Indeed, 2020 should have been an expected growth period for Bay Wheels: the first two months of 2020 saw an increase in ridership by over 200% compared to the same period in 2019. However that momentum was cut-short by the COVID-19 pandemic, due to the city’s stay-at-home order and the general ensuing shutdown at the beginning of March 2020. While it’s likely that the ridership trend seen in early 2020 would not have not carried through to the rest of the year, the COVID pandemic (and perhaps pricing changes in April 2020) certainly did put a brake on what was expected to be a formative year testing Bay Wheels’ capacity to meet growing demand in San Francisco. Instead, ridership in 2020 decreased by 6% compared to 2019.
By comparison, 2021 looks as if it is a year of slow recovery in ridership for Bay Wheels, steadily increasing throughout the months, and slowly outperforming 2019 and 2020’s numbers from May 2021 onwards.
As Bay Wheels launches a second generation of dockless e-bikes and expands its coverage of docking station throughout the city, will 2022 continue the slow and steady trend of increasing usage?
Riding to Riches¶
Bay Wheels’ public historical datasets can only provide context clues to estimate the earned revenue per rides: those including the type of bikes employed (regular versus e-bikes), the duration of the trip, whether the bike was returned to a docking station or parked dockless, and whether the rider was a subscription-holder or a customer (one time purchase). By referring to the price guide and tracking changes in the fare’s pricing scheme (which changed twice over the course of 2019-2021), I estimated how much a bike ride generated in revenue for Bay Wheels.
Obviously, there are a few caveats: I don’t know the frequency of returning riders versus unique (one-time) riders (which would have enabled me to accurately account for the monthly/subscription fee to my total); Bay Wheels will waive riding fees under specific circumstances (for instance, docks with only e-bikes will either waive or cap how much a rider is charged); and there are many edge cases which I cannot account for (a customer disputing a charge, for instance).
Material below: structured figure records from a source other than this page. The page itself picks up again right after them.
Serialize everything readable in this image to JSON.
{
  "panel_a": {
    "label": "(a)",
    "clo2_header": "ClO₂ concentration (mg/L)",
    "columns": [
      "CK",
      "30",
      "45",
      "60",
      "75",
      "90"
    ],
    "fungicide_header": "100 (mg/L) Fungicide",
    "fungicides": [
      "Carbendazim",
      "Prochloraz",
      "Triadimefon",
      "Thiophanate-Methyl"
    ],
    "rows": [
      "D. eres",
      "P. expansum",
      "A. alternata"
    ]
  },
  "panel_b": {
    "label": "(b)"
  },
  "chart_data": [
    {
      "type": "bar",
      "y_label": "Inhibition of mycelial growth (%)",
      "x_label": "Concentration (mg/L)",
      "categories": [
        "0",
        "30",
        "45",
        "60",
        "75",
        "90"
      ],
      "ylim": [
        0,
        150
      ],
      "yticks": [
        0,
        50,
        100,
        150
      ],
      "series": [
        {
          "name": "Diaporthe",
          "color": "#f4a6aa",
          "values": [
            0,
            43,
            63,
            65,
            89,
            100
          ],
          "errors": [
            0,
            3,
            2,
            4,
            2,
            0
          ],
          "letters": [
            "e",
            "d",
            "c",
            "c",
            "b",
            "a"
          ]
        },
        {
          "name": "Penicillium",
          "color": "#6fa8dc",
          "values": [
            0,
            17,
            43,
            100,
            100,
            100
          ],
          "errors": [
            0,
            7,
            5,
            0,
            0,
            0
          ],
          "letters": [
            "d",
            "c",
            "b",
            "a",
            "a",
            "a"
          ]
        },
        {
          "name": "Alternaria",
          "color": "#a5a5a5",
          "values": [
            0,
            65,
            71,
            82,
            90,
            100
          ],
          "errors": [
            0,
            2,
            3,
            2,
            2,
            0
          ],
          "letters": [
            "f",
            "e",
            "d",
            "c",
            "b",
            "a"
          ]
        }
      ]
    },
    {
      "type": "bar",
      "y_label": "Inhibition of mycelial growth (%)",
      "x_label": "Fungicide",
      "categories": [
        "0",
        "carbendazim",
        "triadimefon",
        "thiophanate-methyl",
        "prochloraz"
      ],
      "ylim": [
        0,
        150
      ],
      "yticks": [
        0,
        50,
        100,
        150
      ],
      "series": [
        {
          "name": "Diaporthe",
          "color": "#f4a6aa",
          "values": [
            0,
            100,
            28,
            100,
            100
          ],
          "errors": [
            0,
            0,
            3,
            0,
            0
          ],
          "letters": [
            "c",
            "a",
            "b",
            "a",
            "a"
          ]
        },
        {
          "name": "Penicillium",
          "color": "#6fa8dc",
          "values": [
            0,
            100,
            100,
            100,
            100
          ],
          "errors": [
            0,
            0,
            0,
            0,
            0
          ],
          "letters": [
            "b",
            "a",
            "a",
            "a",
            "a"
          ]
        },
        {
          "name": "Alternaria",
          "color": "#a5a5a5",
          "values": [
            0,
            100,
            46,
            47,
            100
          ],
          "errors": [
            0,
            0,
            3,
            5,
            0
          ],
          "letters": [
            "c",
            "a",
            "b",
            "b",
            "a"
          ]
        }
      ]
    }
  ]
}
Thus, this is a rough yet attentive approximation to how much Bay Wheels earn in revenue solely from fees charged over the course of a bike ride.
Evidently, there is a pretty strong positive correlation between estimated revenue and the number of trips.
What’s more tricky to decipher is whether the price change of March 2020, which was met with some animosity by customers and subscription-holders, had an effect on the general slump in both rides and earned revenue, especially as this occured through the early period of the COVID-19 shutdown in San Francisco. What can be observed is a general recovery with a gradual increase in revenue throughout 2021, with October 2021 reaching heights not too disimilar compared to February 2020 (which saw the widespread deployment of Bay Wheels e-bike fleet). What is most striking however is that the number of rides did not significantly increase over 2021 compared to the revenue growth over that same period. As a matter of fact, although October 2021 seems to be the second most profitable month on record for Bay Wheels, it did not shatter records in bike ridership nor did it even outperform the previous month in terms of trip volumes. Perhaps this is the result of the new rates for e-bikes introduced on September 21st, 2021, which may have greatly affected Bay Wheels’ bottom line. It will remain to be seen whether this trends holds for the rest of 2021.